9 Mr McEwen SC relies upon the concluding words of the relevant definition which I have set out in par [2] above, namely, " … a room or suite of rooms occupied or used or so constructed, designed or adapted as to be capable of being occupied or used as a separate domicile". He submits that there is no reference by the Court of Appeal in North Sydney Municipal Council v Sydney Serviced Apartments Pty Ltd to the definition that the room or suite or rooms be "capable" of use as a separate domicile.
10 It seems to me, however, that there are three answers to this submission.
11 Firstly, although the consent was in terms limited to the erection of the building, the consent must also extend to its use as a residential flat building: Sydney Serviced Apartments Pty Ltd v North Sydney Municipal Councilat 408.
12 Secondly, the ordinarily meaning of "domicile" is one which implies a degree of permanence. This is confirmed by the dictionary meaning of the word. The Macquarie Dictionary defines the terms thus:
1 . a place of residence; an abode; a house or home. 2 . Law. a permanent legal residence.
13 The Oxford English Dictionary definition is:
1 . A place of residence or ordinary habitation; a dwelling-place, abode; a house or home. 2 . Law. The place where one has his home or permanent residence, to which, if absent, he has the intention of returning."
14 None of the dictionary definitions support the concept of a temporary place of residence such as a serviced apartment.
15 Thirdly, as Biscoe J pointed out in Edwards v Sutherland Shire Council [2006] NSWLEC 128 at [44]:
… in Derisi v Vaughan [1983] 3 NSWLR 17 at 26, the Court of Appeal agreed with the view expressed by Moffitt P in Swane v Marsh (unreported, NSWCA 18 October 1978, No CA 297 of 1977) that " judges of first instance should not decline to apply the law as deliberately stated by a majority of a court to which an appeal from such first instance judges lies, on the view that some matter has been overlooked ". The Court of Appeal in Derisi then said:
The Court of Appeal having expressed a considered view and that having stood for a number of years before the question again came before a superior court, it would seem more useful and efficient for the purposes of all those concerned with the Act to abide by the Court of Appeal's decision until such time as it was persuaded to reconsider the matter.
16 The critical issue appears to be a question of degree: use for residential units demands "a significant degree of permanency of habitation or occupancy", while use for serviced apartments indicates a significantly lesser degree of permanency of habitation or occupancy. A residential unit is one which the owner may occupy and live in; or one which, if so desired by the owner, may be leased out to a tenant for terms which may vary and are subject to the Residential Tenancies Act 1987. A serviced apartment, as I understand it, is a unit which is ordinarily hired out in a similar fashion to a hotel for short terms and which is serviced regularly by a manager.
17 The decision of the Court of Appeal in North Sydney Municipal Council v Sydney Serviced Apartment Pty Ltd is a unanimous decision of that Court which has stood for more than 15 years. It has since been followed and applied in this Court: for example by Pain J in Sutherland Shire Council v Foster [2003] NSWLEC 2. It is a decision which is binding upon me. As noted in par [15] above, it is not open to me to depart from it.
18 There are some factual differences between the present case and the Blues Point Tower case, but the same unequivocal and consistent basic approach should apply to the construction of development consents.

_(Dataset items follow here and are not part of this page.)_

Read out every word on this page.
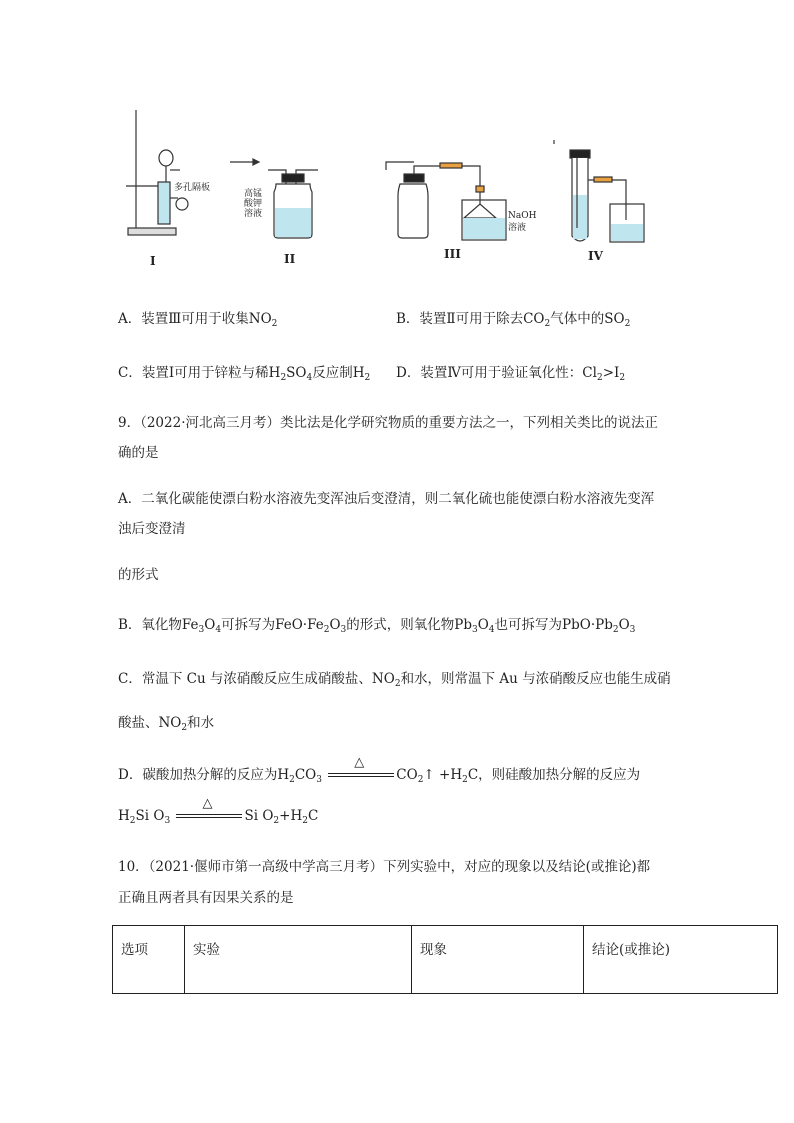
多孔隔板
I
高锰
酸钾
溶液
II
NaOH
溶液
III	IV
A．装置Ⅲ可用于收集$NO_2$	B．装置Ⅱ可用于除去$CO_2$气体中的$SO_2$
C．装置Ⅰ可用于锌粒与稀$H_2SO_4$反应制$H_2$ D．装置Ⅳ可用于验证氧化性：$Cl_2>I_2$
9．（2022·河北高三月考）类比法是化学研究物质的重要方法之一，下列相关类比的说法正
确的是
A．二氧化碳能使漂白粉水溶液先变浑浊后变澄清，则二氧化硫也能使漂白粉水溶液先变浑
浊后变澄清
的形式
B．氧化物$Fe_3O_4$可拆写为$FeO\cdot Fe_2O_3$的形式，则氧化物$Pb_3O_4$也可拆写为$PbO\cdot Pb_2O_3$
C．常温下 Cu 与浓硝酸反应生成硝酸盐、$NO_2$和水，则常温下 Au 与浓硝酸反应也能生成硝
酸盐、$NO_2$和水
D．碳酸加热分解的反应为$H_2CO_3$
△
$CO_2↑ +H_2C$，则硅酸加热分解的反应为
$H_2Si$ $O_3$
△
Si $O_2+H_2C$
10．（2021·偃师市第一高级中学高三月考）下列实验中，对应的现象以及结论(或推论)都
正确且两者具有因果关系的是
选项	实验	现象	结论(或推论)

19 Finally, I note that the respondent council neither opposes nor consents to the applicant's claim for a declaration. That does not confer a right to a declaration. Courts do not make declarations by consent. Neither do courts make declarations merely because it is not opposed. The position neatly explained by the authors of Meagher, Gummow and Lehane's Equity Doctrines and Remedies (Butterworths Lexis Nexis, 4th ed) at 642:
As consent does not confer jurisdiction, it is to be noted that parties have no automatic right to declaratory relief by consent. As Sir Robert Megarry VC said, with uncharacteristic brevity, in Metzger v Department of Health and Social Security [1977] 3 All ER 444 at 451: "The Court does not make declarations just because the parties to litigation have chosen to admit something. The Court declares what it has found to be the law after proper argument, not merely after admissions by the parties. There are no declarations without argument: that is quite plain."

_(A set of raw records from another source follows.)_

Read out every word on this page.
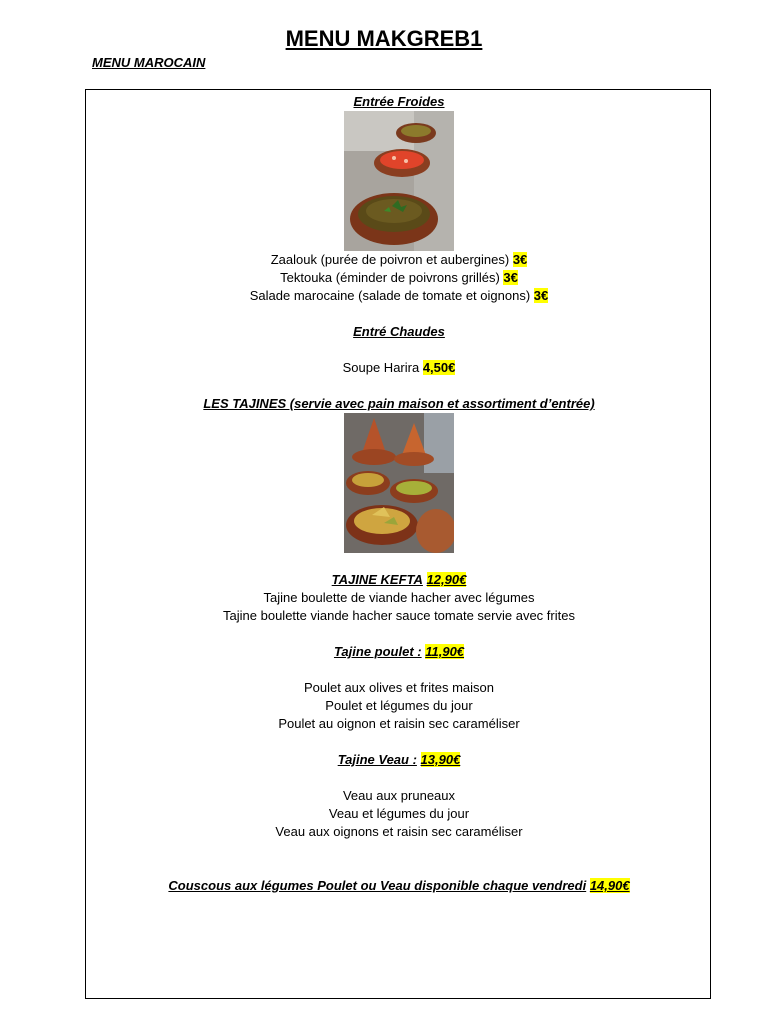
MENU MAKGREB1
MENU MAROCAIN
Entrée Froides
Zaalouk (purée de poivron et aubergines) 3€
Tektouka (éminder de poivrons grillés) 3€
Salade marocaine (salade de tomate et oignons) 3€
Entré Chaudes
Soupe Harira 4,50€
LES TAJINES (servie avec pain maison et assortiment d’entrée)
TAJINE KEFTA 12,90€
Tajine boulette de viande hacher avec légumes
Tajine boulette viande hacher sauce tomate servie avec frites
Tajine poulet : 11,90€
Poulet aux olives et frites maison
Poulet et légumes du jour
Poulet au oignon et raisin sec caraméliser
Tajine Veau : 13,90€
Veau aux pruneaux
Veau et légumes du jour
Veau aux oignons et raisin sec caraméliser
Couscous aux légumes Poulet ou Veau disponible chaque vendredi 14,90€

20 Australian authorities appear to make a distinction between matters involving private rights and matters involving public rights. BMI Ltd & Ors v Federated Clerks Union of Australia & Ors (1983) 51 ALR 401 was a case in which the applicants presented a full argument in support of an application for a declaration, but the respondents presented no argument and were content to indicate that they raised no objection to the making of a declaration in the terms sought. In that sense the position was no different to the present case. The Full Court of the Federal Court declined to entertain the application. Keely and Beaumont JJ said (at 412- 413):
It is well established that a declaration is a judicial act and ought not to be made merely on admissions of counsel or by consent, but only if the court is satisfied by evidence (see P W Young: Declaratory Orders (1975) at pp 84-5).